- The Washington Times - Friday, January 12, 2007

FORT BENNING, Ga. — President Bush sought a friendly audience and a patriotic backdrop yesterday to continue to make his case for sending 21,000 more troops to Iraq, but he received only tepid applause at this Army base, where the commanding general forbade soldiers from talking to reporters.

The president’s speech was similar to the national address he delivered Wednesday night, but he used firm language when speaking about what is coming for insurgents in Iraq. He also hailed efforts by Prime Minister Nouri al-Maliki against militias responsible for continual waves of sectarian killings in Iraq.

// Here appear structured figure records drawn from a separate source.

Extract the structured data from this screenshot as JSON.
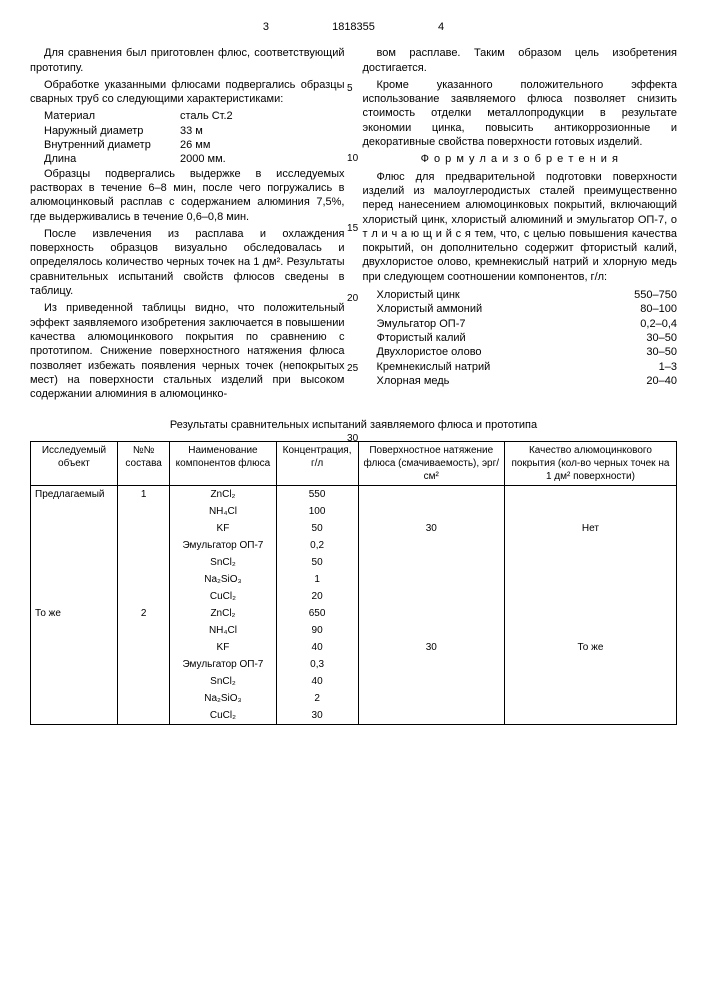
{
  "header": {
    "page_left": "3",
    "patent_no": "1818355",
    "page_right": "4"
  },
  "left": {
    "p1": "Для сравнения был приготовлен флюс, соответствующий прототипу.",
    "p2": "Обработке указанными флюсами подвергались образцы сварных труб со следующими характеристиками:",
    "specs": [
      {
        "label": "Материал",
        "val": "сталь Ст.2"
      },
      {
        "label": "Наружный диаметр",
        "val": "33 м"
      },
      {
        "label": "Внутренний диаметр",
        "val": "26 мм"
      },
      {
        "label": "Длина",
        "val": "2000 мм."
      }
    ],
    "p3": "Образцы подвергались выдержке в исследуемых растворах в течение 6–8 мин, после чего погружались в алюмоцинковый расплав с содержанием алюминия 7,5%, где выдерживались в течение 0,6–0,8 мин.",
    "p4": "После извлечения из расплава и охлаждения поверхность образцов визуально обследовалась и определялось количество черных точек на 1 дм². Результаты сравнительных испытаний свойств флюсов сведены в таблицу.",
    "p5": "Из приведенной таблицы видно, что положительный эффект заявляемого изобретения заключается в повышении качества алюмоцинкового покрытия по сравнению с прототипом. Снижение поверхностного натяжения флюса позволяет избежать появления черных точек (непокрытых мест) на поверхности стальных изделий при высоком содержании алюминия в алюмоцинко-"
  },
  "right": {
    "p1": "вом расплаве. Таким образом цель изобретения достигается.",
    "p2": "Кроме указанного положительного эффекта использование заявляемого флюса позволяет снизить стоимость отделки металлопродукции в результате экономии цинка, повысить антикоррозионные и декоративные свойства поверхности готовых изделий.",
    "formula_title": "Ф о р м у л а  и з о б р е т е н и я",
    "formula": "Флюс для предварительной подготовки поверхности изделий из малоуглеродистых сталей преимущественно перед нанесением алюмоцинковых покрытий, включающий хлористый цинк, хлористый алюминий и эмульгатор ОП-7, о т л и ч а ю щ и й с я тем, что, с целью повышения качества покрытий, он дополнительно содержит фтористый калий, двухлористое олово, кремнекислый натрий и хлорную медь при следующем соотношении компонентов, г/л:",
    "components": [
      {
        "name": "Хлористый цинк",
        "val": "550–750"
      },
      {
        "name": "Хлористый аммоний",
        "val": "80–100"
      },
      {
        "name": "Эмульгатор ОП-7",
        "val": "0,2–0,4"
      },
      {
        "name": "Фтористый калий",
        "val": "30–50"
      },
      {
        "name": "Двухлористое олово",
        "val": "30–50"
      },
      {
        "name": "Кремнекислый натрий",
        "val": "1–3"
      },
      {
        "name": "Хлорная медь",
        "val": "20–40"
      }
    ]
  },
  "markers": [
    "5",
    "10",
    "15",
    "20",
    "25",
    "30"
  ],
  "table": {
    "title": "Результаты сравнительных испытаний заявляемого флюса и прототипа",
    "headers": [
      "Исследуемый объект",
      "№№ состава",
      "Наименование компонентов флюса",
      "Концентрация, г/л",
      "Поверхностное натяжение флюса (смачиваемость), эрг/см²",
      "Качество алюмоцинкового покрытия (кол-во черных точек на 1 дм² поверхности)"
    ],
    "rows": [
      {
        "obj": "Предлагаемый",
        "num": "1",
        "comp": "ZnCl₂",
        "conc": "550",
        "tension": "",
        "quality": ""
      },
      {
        "obj": "",
        "num": "",
        "comp": "NH₄Cl",
        "conc": "100",
        "tension": "",
        "quality": ""
      },
      {
        "obj": "",
        "num": "",
        "comp": "KF",
        "conc": "50",
        "tension": "30",
        "quality": "Нет"
      },
      {
        "obj": "",
        "num": "",
        "comp": "Эмульгатор ОП-7",
        "conc": "0,2",
        "tension": "",
        "quality": ""
      },
      {
        "obj": "",
        "num": "",
        "comp": "SnCl₂",
        "conc": "50",
        "tension": "",
        "quality": ""
      },
      {
        "obj": "",
        "num": "",
        "comp": "Na₂SiO₃",
        "conc": "1",
        "tension": "",
        "quality": ""
      },
      {
        "obj": "",
        "num": "",
        "comp": "CuCl₂",
        "conc": "20",
        "tension": "",
        "quality": ""
      },
      {
        "obj": "То же",
        "num": "2",
        "comp": "ZnCl₂",
        "conc": "650",
        "tension": "",
        "quality": ""
      },
      {
        "obj": "",
        "num": "",
        "comp": "NH₄Cl",
        "conc": "90",
        "tension": "",
        "quality": ""
      },
      {
        "obj": "",
        "num": "",
        "comp": "KF",
        "conc": "40",
        "tension": "30",
        "quality": "То же"
      },
      {
        "obj": "",
        "num": "",
        "comp": "Эмульгатор ОП-7",
        "conc": "0,3",
        "tension": "",
        "quality": ""
      },
      {
        "obj": "",
        "num": "",
        "comp": "SnCl₂",
        "conc": "40",
        "tension": "",
        "quality": ""
      },
      {
        "obj": "",
        "num": "",
        "comp": "Na₂SiO₃",
        "conc": "2",
        "tension": "",
        "quality": ""
      },
      {
        "obj": "",
        "num": "",
        "comp": "CuCl₂",
        "conc": "30",
        "tension": "",
        "quality": ""
      }
    ]
  }
}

“Yesterday, the resolve was seen when Prime Minister Maliki made it clear that illegal militias, including the Mahdi Army, have a choice to make: either lay down your arms or face justice,” Mr. Bush said. “That’s the kind of leadership that the Iraqi people expect, and that’s the kind of leadership I expect, and the American people expect.”

He added, “Our support is not open-ended. If the Iraqis demonstrate a willingness to fight for a better future, we’ll help them. It’s in our interests that we do so. Not only do we expect to see action militarily, as I mentioned, we expect to see them fulfill the benchmarks that they laid out for their people.”

Mr. Bush visited Fort Benning because the base will send a combat brigade to Iraq earlier than planned, by March instead of late May or early June. The brigade has done two tours in Iraq, and on its last yearlong deployment, in 2005, 34 soldiers from the 4,000-member unit were killed.

In his speech, Mr. Bush also reiterated the warning he gave in his prime-time address: His planned troop surge would not be a quick fix.

“The new strategy is not going to yield immediate results. It’s going to take awhile,” he said. “The American people have got to understand that suicide bombings won’t stop immediately.”

Before meeting with families, Mr. Bush watched as five members of a parachute team floated to the ground in a demonstration of base training.

“We’re proud of you,” he told the men.

Earlier in the day, the president awarded the Medal of Honor to the late Marine Cpl. Jason Dunham of Scio, N.Y., who covered a hand grenade in Iraq two years ago, saving the lives of his comrades. He is the second Iraq war soldier to receive the prestigious award.

“I’ve lost my son, but he became a part of history,” Cpl. Dunham’s mother, Deb, said after the ceremony, which drew tears from Mr. Bush. “It still hurts as a parent, but the pride that you have from knowing he did the right thing makes it easier.”

The 300 soldiers who, with their families, heard the afternoon speech were banned by Maj. Gen. Walter Wojdakowski, commandant of the 32,000-soldier base, from talking to reporters. Journalists were barred from re-entering Freedom Hall, where Mr. Bush delivered the speech, or from approaching soldiers outside the hall.

While the president met with family members of 25 soldiers from the base who were killed in the Iraq and Afghanistan wars, several reporters waited for word from the base on whether the ban would be lifted. A senior administration official said, “We have no control over that.”

This article was based in part on wire-service reports.